Years ago, I happened onto a cache of black-and-white 8×10 photographs capturing the business district in the small town where I once lived. The photos, taken perhaps 40 years earlier, were fascinating. They showed businesses long since gone, deep awnings blocking morning sun, vintage cars, and placards announcing brand names and prices.
Using a magnifying glass, I pored over details in every photo. I saw intact buildings that had not yet been subdivided. I saw architectural details since removed in an effort to modernize. I saw a rather bare courtyard compared to the shaded one I knew.
It dawned on me that I’d never seen similar photos from subsequent eras. At that moment, I began to sense what had quietly disappeared. In the future, who would know or remember what had been there?

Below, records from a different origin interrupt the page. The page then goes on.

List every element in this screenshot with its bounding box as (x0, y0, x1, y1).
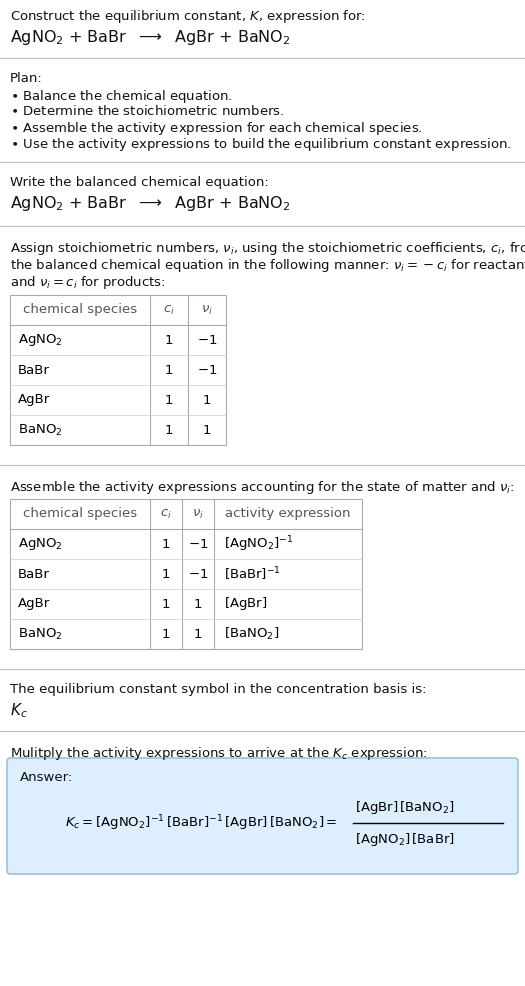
Text: chemical species: chemical species (23, 304, 137, 317)
Text: $\nu_i$: $\nu_i$ (201, 304, 213, 317)
Text: $\bullet$ Determine the stoichiometric numbers.: $\bullet$ Determine the stoichiometric n… (10, 104, 285, 118)
Bar (10, 295, 226, 445)
Text: $c_i$: $c_i$ (160, 508, 172, 521)
Text: $-1$: $-1$ (188, 568, 208, 581)
Text: 1: 1 (162, 627, 170, 641)
Text: Assemble the activity expressions accounting for the state of matter and $\nu_i$: Assemble the activity expressions accoun… (10, 479, 514, 496)
Text: Answer:: Answer: (20, 771, 74, 784)
Text: AgNO$_2$: AgNO$_2$ (18, 332, 63, 348)
Text: 1: 1 (165, 333, 173, 346)
Text: $-1$: $-1$ (188, 537, 208, 550)
Text: $1$: $1$ (202, 424, 212, 437)
Text: $\bullet$ Use the activity expressions to build the equilibrium constant express: $\bullet$ Use the activity expressions t… (10, 136, 511, 153)
Text: and $\nu_i = c_i$ for products:: and $\nu_i = c_i$ for products: (10, 274, 165, 291)
Text: BaBr: BaBr (18, 568, 50, 581)
Text: AgBr: AgBr (18, 393, 50, 406)
Text: 1: 1 (162, 598, 170, 610)
Text: Mulitply the activity expressions to arrive at the $K_c$ expression:: Mulitply the activity expressions to arr… (10, 745, 428, 762)
Text: BaBr: BaBr (18, 364, 50, 377)
Text: Plan:: Plan: (10, 72, 43, 85)
Text: $K_c = [\mathrm{AgNO_2}]^{-1}\,[\mathrm{BaBr}]^{-1}\,[\mathrm{AgBr}]\,[\mathrm{B: $K_c = [\mathrm{AgNO_2}]^{-1}\,[\mathrm{… (65, 813, 338, 833)
Text: $[\mathrm{BaNO_2}]$: $[\mathrm{BaNO_2}]$ (224, 626, 279, 642)
Text: $[\mathrm{AgNO_2}]\,[\mathrm{BaBr}]$: $[\mathrm{AgNO_2}]\,[\mathrm{BaBr}]$ (355, 830, 455, 848)
Text: $[\mathrm{AgNO_2}]^{-1}$: $[\mathrm{AgNO_2}]^{-1}$ (224, 534, 293, 554)
Text: AgBr: AgBr (18, 598, 50, 610)
Text: 1: 1 (165, 424, 173, 437)
Text: $-1$: $-1$ (197, 364, 217, 377)
Text: BaNO$_2$: BaNO$_2$ (18, 626, 62, 642)
Text: $\nu_i$: $\nu_i$ (192, 508, 204, 521)
Text: AgNO$_2$ + BaBr  $\longrightarrow$  AgBr + BaNO$_2$: AgNO$_2$ + BaBr $\longrightarrow$ AgBr +… (10, 28, 290, 47)
Text: chemical species: chemical species (23, 508, 137, 521)
Text: $[\mathrm{AgBr}]$: $[\mathrm{AgBr}]$ (224, 596, 267, 612)
Text: $[\mathrm{AgBr}]\,[\mathrm{BaNO_2}]$: $[\mathrm{AgBr}]\,[\mathrm{BaNO_2}]$ (355, 799, 455, 815)
Text: $-1$: $-1$ (197, 333, 217, 346)
Bar (10, 499, 362, 649)
Text: Assign stoichiometric numbers, $\nu_i$, using the stoichiometric coefficients, $: Assign stoichiometric numbers, $\nu_i$, … (10, 240, 525, 257)
Text: $[\mathrm{BaBr}]^{-1}$: $[\mathrm{BaBr}]^{-1}$ (224, 565, 281, 583)
Text: 1: 1 (165, 393, 173, 406)
Text: Construct the equilibrium constant, $K$, expression for:: Construct the equilibrium constant, $K$,… (10, 8, 366, 25)
Text: $1$: $1$ (202, 393, 212, 406)
Text: $K_c$: $K_c$ (10, 701, 28, 720)
Text: BaNO$_2$: BaNO$_2$ (18, 422, 62, 438)
Text: The equilibrium constant symbol in the concentration basis is:: The equilibrium constant symbol in the c… (10, 683, 426, 696)
Text: 1: 1 (165, 364, 173, 377)
Text: $\bullet$ Balance the chemical equation.: $\bullet$ Balance the chemical equation. (10, 88, 233, 105)
Text: AgNO$_2$ + BaBr  $\longrightarrow$  AgBr + BaNO$_2$: AgNO$_2$ + BaBr $\longrightarrow$ AgBr +… (10, 194, 290, 213)
Text: activity expression: activity expression (225, 508, 351, 521)
Text: $1$: $1$ (193, 627, 203, 641)
FancyBboxPatch shape (7, 758, 518, 874)
Text: the balanced chemical equation in the following manner: $\nu_i = -c_i$ for react: the balanced chemical equation in the fo… (10, 257, 525, 274)
Text: Write the balanced chemical equation:: Write the balanced chemical equation: (10, 176, 269, 189)
Text: $\bullet$ Assemble the activity expression for each chemical species.: $\bullet$ Assemble the activity expressi… (10, 120, 423, 137)
Text: 1: 1 (162, 537, 170, 550)
Text: AgNO$_2$: AgNO$_2$ (18, 536, 63, 552)
Text: 1: 1 (162, 568, 170, 581)
Text: $1$: $1$ (193, 598, 203, 610)
Text: $c_i$: $c_i$ (163, 304, 175, 317)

Cell phones with built-in cameras exacerbate the problem. Prints are a thing of the past. When their elders pass, young people today have little interest in another generation’s household goods. It’s a safe bet that if grandma’s china, mom’s silver and granddad’s arrowhead collection don’t merit a second look, no one is going to go through photos on my old cell phone or check out my cloud storage.

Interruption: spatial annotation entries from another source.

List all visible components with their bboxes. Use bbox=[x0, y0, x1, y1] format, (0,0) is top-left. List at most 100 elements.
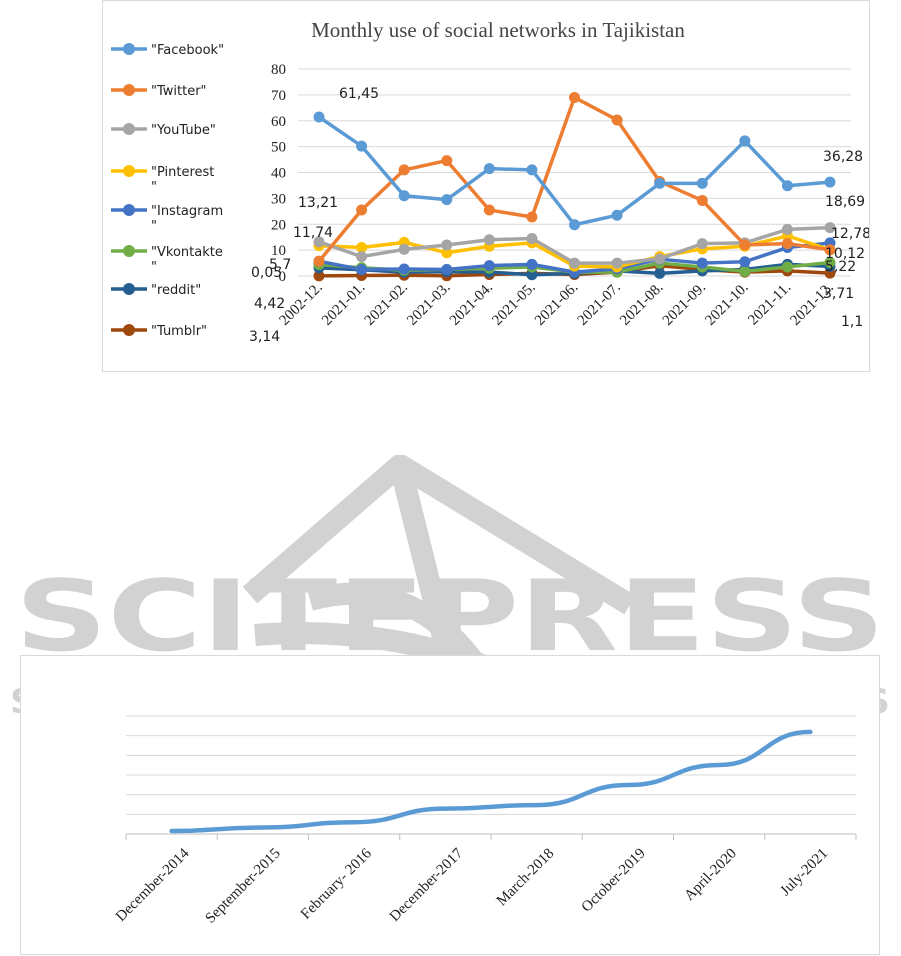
x-tick-label: 2021-02. bbox=[362, 280, 411, 329]
data-point-facebook bbox=[398, 190, 410, 202]
data-point-reddit bbox=[526, 269, 538, 281]
data-point-youtube bbox=[654, 253, 666, 265]
growth-line-chart: December-2014 September-2015 February- 201… bbox=[113, 715, 857, 927]
legend-label: "Tumblr" bbox=[151, 324, 207, 339]
data-point-facebook bbox=[356, 140, 368, 152]
legend-item-pinterest: "Pinterest " bbox=[111, 165, 214, 195]
data-point-twitter bbox=[781, 238, 793, 250]
data-point-facebook bbox=[611, 209, 623, 221]
x-tick-label: February- 2016 bbox=[298, 845, 375, 922]
legend-swatch-marker bbox=[123, 123, 135, 135]
x-tick-label: 2021-10. bbox=[702, 280, 751, 329]
data-point-twitter bbox=[398, 164, 410, 176]
legend-item-youtube: "YouTube" bbox=[111, 123, 216, 138]
data-point-vkontakte bbox=[824, 256, 836, 268]
x-tick-label: September-2015 bbox=[202, 846, 283, 927]
x-tick-label: July-2021 bbox=[777, 846, 831, 900]
data-label: 13,21 bbox=[298, 195, 338, 211]
legend-label: "reddit" bbox=[151, 283, 201, 298]
x-tick-label: April-2020 bbox=[681, 846, 739, 904]
growth-chart-panel: December-2014 September-2015 February- 201… bbox=[20, 655, 880, 955]
data-point-instagram bbox=[696, 257, 708, 269]
data-point-youtube bbox=[398, 243, 410, 255]
legend-label: "Vkontakte " bbox=[151, 245, 223, 275]
legend-swatch-marker bbox=[123, 84, 135, 96]
data-label: 3,71 bbox=[823, 286, 854, 302]
data-point-facebook bbox=[526, 164, 538, 176]
data-label: 36,28 bbox=[823, 149, 863, 165]
x-tick-label: December-2017 bbox=[387, 845, 467, 925]
data-point-vkontakte bbox=[739, 265, 751, 277]
data-point-facebook bbox=[824, 176, 836, 188]
legend-swatch-marker bbox=[123, 43, 135, 55]
data-label: 11,74 bbox=[293, 225, 333, 241]
data-point-twitter bbox=[611, 114, 623, 126]
y-tick-label: 20 bbox=[271, 217, 286, 233]
legend-item-tumblr: "Tumblr" bbox=[111, 324, 207, 339]
social-networks-line-chart: Monthly use of social networks in Tajiki… bbox=[111, 18, 869, 345]
data-point-vkontakte bbox=[781, 261, 793, 273]
data-point-youtube bbox=[526, 232, 538, 244]
legend-swatch-marker bbox=[123, 245, 135, 257]
legend-swatch-marker bbox=[123, 283, 135, 295]
data-label: 18,69 bbox=[825, 194, 865, 210]
data-point-twitter bbox=[569, 91, 580, 103]
x-tick-label: 2021-08. bbox=[617, 280, 666, 329]
y-tick-label: 70 bbox=[271, 88, 286, 104]
x-tick-label: 2021-09. bbox=[660, 280, 709, 329]
x-tick-label: 2021-04. bbox=[447, 280, 496, 329]
legend-label: "Pinterest " bbox=[151, 165, 214, 195]
data-label: 61,45 bbox=[339, 86, 379, 102]
data-point-instagram bbox=[356, 264, 368, 276]
x-tick-label: 2021-03. bbox=[404, 280, 453, 329]
data-point-youtube bbox=[313, 236, 325, 248]
data-point-facebook bbox=[654, 177, 666, 189]
data-point-twitter bbox=[739, 239, 751, 251]
data-point-twitter bbox=[824, 244, 836, 256]
legend-item-instagram: "Instagram " bbox=[111, 204, 223, 234]
data-point-twitter bbox=[441, 155, 453, 167]
data-label: 0,05 bbox=[251, 265, 282, 281]
legend-label: "Instagram " bbox=[151, 204, 223, 234]
data-point-youtube bbox=[356, 251, 368, 263]
data-point-twitter bbox=[696, 194, 708, 206]
data-label: 10,12 bbox=[825, 246, 865, 262]
y-tick-label: 10 bbox=[271, 243, 286, 259]
legend-item-vkontakte: "Vkontakte " bbox=[111, 245, 223, 275]
data-point-facebook bbox=[781, 180, 793, 192]
y-tick-label: 0 bbox=[279, 269, 287, 285]
data-point-facebook bbox=[569, 219, 580, 231]
data-point-twitter bbox=[526, 211, 538, 223]
data-point-youtube bbox=[781, 223, 793, 235]
data-point-twitter bbox=[483, 204, 495, 216]
legend-swatch-marker bbox=[123, 324, 135, 336]
data-label: 1,1 bbox=[841, 314, 863, 330]
legend-label: "YouTube" bbox=[151, 123, 216, 138]
x-tick-label: 2021-11. bbox=[745, 280, 794, 329]
y-tick-label: 80 bbox=[271, 62, 286, 78]
data-label: 5,22 bbox=[825, 259, 856, 275]
y-tick-label: 40 bbox=[271, 166, 286, 182]
data-point-pinterest bbox=[356, 242, 368, 254]
data-point-twitter bbox=[313, 255, 325, 267]
data-point-facebook bbox=[313, 111, 325, 123]
x-tick-label: 2021-01. bbox=[319, 280, 368, 329]
data-point-facebook bbox=[696, 177, 708, 189]
y-tick-label: 50 bbox=[271, 140, 286, 156]
legend-label: "Twitter" bbox=[151, 84, 207, 99]
growth-series-line bbox=[169, 729, 813, 834]
data-point-instagram bbox=[441, 264, 453, 276]
data-point-youtube bbox=[696, 238, 708, 250]
data-label: 12,78 bbox=[831, 226, 869, 242]
x-tick-label: October-2019 bbox=[579, 846, 649, 916]
legend-label: "Facebook" bbox=[151, 43, 224, 58]
data-point-reddit bbox=[654, 267, 666, 279]
data-label: 4,42 bbox=[254, 296, 285, 312]
data-point-instagram bbox=[398, 263, 410, 275]
y-tick-label: 30 bbox=[271, 191, 286, 207]
x-tick-label: March-2018 bbox=[494, 846, 558, 910]
data-point-youtube bbox=[824, 222, 836, 234]
legend-swatch-marker bbox=[123, 165, 135, 177]
legend-item-facebook: "Facebook" bbox=[111, 43, 224, 58]
legend-swatch-marker bbox=[123, 204, 135, 216]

And it’s not just photos lost to time. Letters and notes have gone the way of the dinosaur. Few go to the trouble of printing or archiving old emails. If you’ve been accused of criminal behavior, your text messages can be exhumed. Otherwise, most will never again see the light of day.
When efficiency experts predicted paperless homes and offices, we all laughed. But today, the paper that endures is hardly the stuff of historians’ dreams. It is the flotsam and jetsam of bills, direct mail catalogs and promotional pieces.
I think of 100-year-old photos of new steam engines or combines, of humble abodes on the prairie flanked by little more than a windmill. The photos invariably included the entire family, generally clad in their Sunday best (even if the children were barefoot). From those photos, we learn of the impact of evolving technology, shared commitment and relentless labor. What will future generations learn of us?
Go ahead. Get some photos printed; write a letter to the future. Give tomorrow’s historians something to work with. Preserving a record of your life and times is every bit as important as preserving old iron!